How the Other Half Live

mercredi 17 avril 2013, par Iris

Depuis sa saison 2, Shameless est l’une de ces séries dont l’écriture m’inspire un respect mêlé à une certaine angoisse.

Si beaucoup de téléspectateurs s’arrêtent sur les aspects trash de la série, qui effectivement ne manquent pas, la réduire à cela reviendrait à réduire The Wire à l’histoire d’une bande de dealers et de camés.

Shameless est avant tout l’histoire d’une famille, dysfonctionnelle à en crever, qu’on aimerait ne pas être réaliste mais qui l’est malheureusement bien plus que beaucoup de celles que la télévision nous propose aujourd’hui. La famille, plus que ce groupe de gens qui s’aiment et ont des petites disputes prêtant à rire que nous présente Modern Family (et tant d’autres avec elle), c’est toute la palette de sentiments que l’on retrouve dans Shameless, saison après saison.
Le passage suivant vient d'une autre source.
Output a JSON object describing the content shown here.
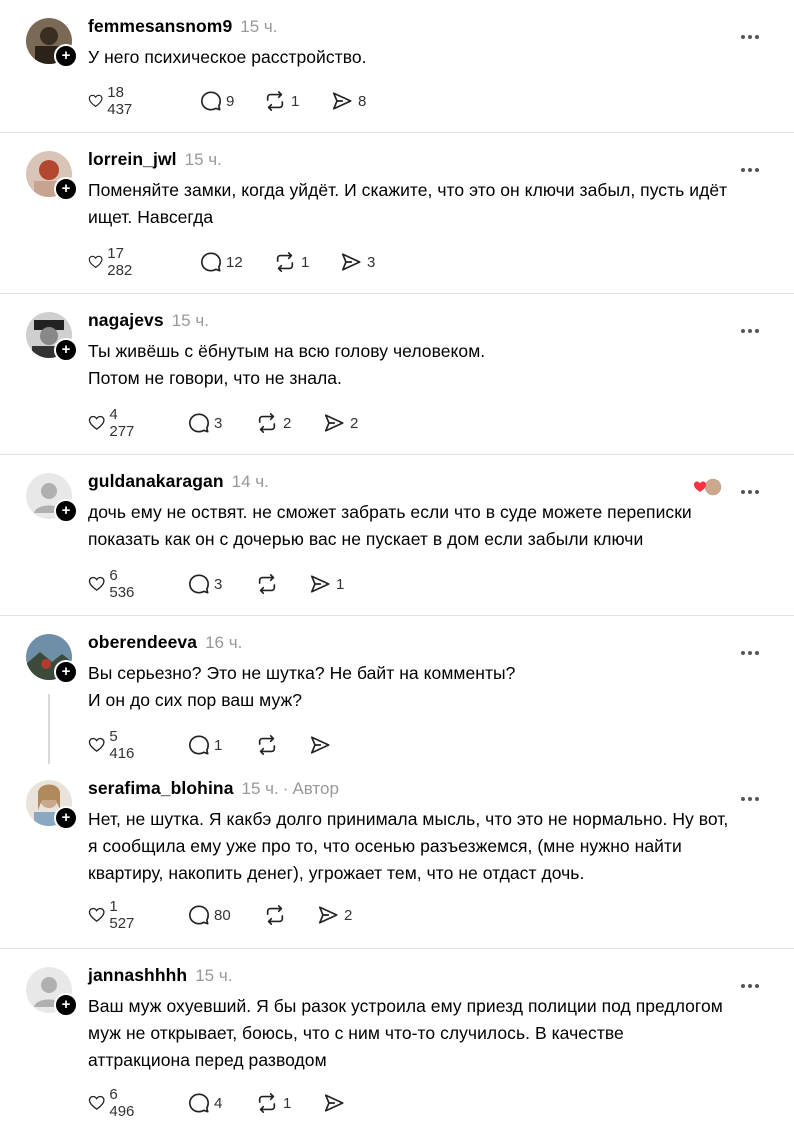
{
  "posts": [
    {
      "username": "femmesansnom9",
      "time": "15 ч.",
      "lines": [
        "У него психическое расстройство."
      ],
      "likes": "18 437",
      "replies": "9",
      "reposts": "1",
      "shares": "8"
    },
    {
      "username": "lorrein_jwl",
      "time": "15 ч.",
      "lines": [
        "Поменяйте замки, когда уйдёт. И скажите, что это он ключи забыл, пусть идёт",
        "ищет. Навсегда"
      ],
      "likes": "17 282",
      "replies": "12",
      "reposts": "1",
      "shares": "3"
    },
    {
      "username": "nagajevs",
      "time": "15 ч.",
      "lines": [
        "Ты живёшь с ёбнутым на всю голову человеком.",
        "Потом не говори, что не знала."
      ],
      "likes": "4 277",
      "replies": "3",
      "reposts": "2",
      "shares": "2"
    },
    {
      "username": "guldanakaragan",
      "time": "14 ч.",
      "lines": [
        "дочь ему не оствят. не сможет забрать если что в суде можете переписки",
        "показать как он с дочерью вас не пускает в дом если забыли ключи"
      ],
      "likes": "6 536",
      "replies": "3",
      "reposts": "",
      "shares": "1"
    },
    {
      "username": "oberendeeva",
      "time": "16 ч.",
      "lines": [
        "Вы серьезно? Это не шутка? Не байт на комменты?",
        "И он до сих пор ваш муж?"
      ],
      "likes": "5 416",
      "replies": "1",
      "reposts": "",
      "shares": ""
    },
    {
      "username": "serafima_blohina",
      "time": "15 ч.",
      "author_label": "Автор",
      "lines": [
        "Нет, не шутка. Я какбэ долго принимала мысль, что это не нормально. Ну вот,",
        "я сообщила ему уже про то, что осенью разъезжемся, (мне нужно найти",
        "квартиру, накопить денег), угрожает тем, что не отдаст дочь."
      ],
      "likes": "1 527",
      "replies": "80",
      "reposts": "",
      "shares": "2"
    },
    {
      "username": "jannashhhh",
      "time": "15 ч.",
      "lines": [
        "Ваш муж охуевший. Я бы разок устроила ему приезд полиции под предлогом",
        "муж не открывает, боюсь, что с ним что-то случилось. В качестве",
        "аттракциона перед разводом"
      ],
      "likes": "6 496",
      "replies": "4",
      "reposts": "1",
      "shares": ""
    }
  ],
  "icons": {
    "more": "more-icon",
    "like": "heart-icon",
    "reply": "comment-icon",
    "repost": "repost-icon",
    "share": "share-icon",
    "follow": "plus-icon",
    "liked_by_author": "heart-liked-icon"
  },
  "colors": {
    "liked_heart": "#ff3040",
    "muted": "#999999"
  }
}
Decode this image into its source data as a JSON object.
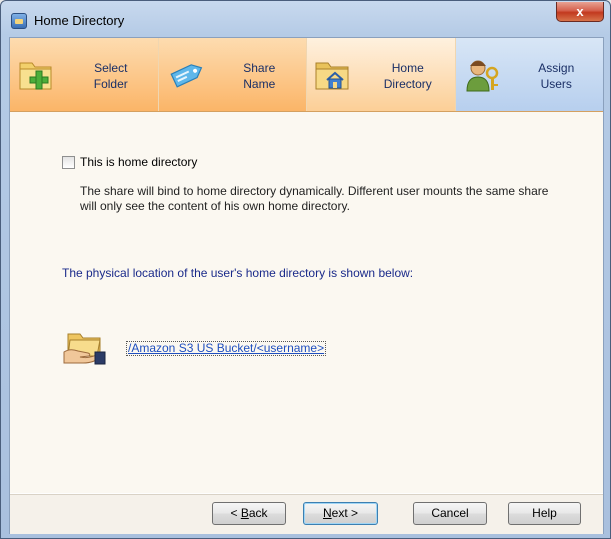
{
  "window": {
    "title": "Home Directory",
    "close_glyph": "x"
  },
  "steps": [
    {
      "label": "Select\nFolder",
      "icon": "folder-add-icon"
    },
    {
      "label": "Share\nName",
      "icon": "tag-icon"
    },
    {
      "label": "Home\nDirectory",
      "icon": "home-folder-icon"
    },
    {
      "label": "Assign\nUsers",
      "icon": "user-key-icon"
    }
  ],
  "active_step": "Home Directory",
  "checkbox": {
    "label": "This is home directory",
    "checked": false
  },
  "description": "The share will bind to home directory dynamically. Different user mounts the same share will only see the content of his own home directory.",
  "location_text": "The physical location of the user's home directory is shown below:",
  "path": {
    "icon": "folder-hand-icon",
    "link": "/Amazon S3 US Bucket/<username>"
  },
  "buttons": {
    "back_prefix": "< ",
    "back_mnemonic": "B",
    "back_rest": "ack",
    "next_mnemonic": "N",
    "next_rest": "ext >",
    "cancel": "Cancel",
    "help": "Help"
  },
  "colors": {
    "step_orange": "#fbb568",
    "step_blue": "#b7cfee",
    "link": "#1f4fbf",
    "location_text": "#1a2a8a"
  }
}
C’est ne pas pouvoir s’empêcher d’aimer quelqu’un qu’on aurait toutes les raisons de haïr, et continuer à espérer que cette fois il changera. C’est souhaiter de tout cœur que quelqu’un qu’on voit foncer dans le mur s’en sorte, parce qu’on sait qu’il a des choses à apporter au monde, mais se rendre compte jour après jour que celui-ci n’arrivera jamais, quoi qu’il fasse, à nous contenter. C’est essayer, essayer et encore essayer d’être assez, de donner assez, et parfois -souvent- se planter royalement, mais continuer. C’est ce besoin vital de se retrouver ; parce que peu importe que sa cellule familiale soit cancéreuse, on n’en a qu’une et savoir l’embrasser dans ses qualités et ses défauts peut nous offrir les sentiments les plus beaux qui soient.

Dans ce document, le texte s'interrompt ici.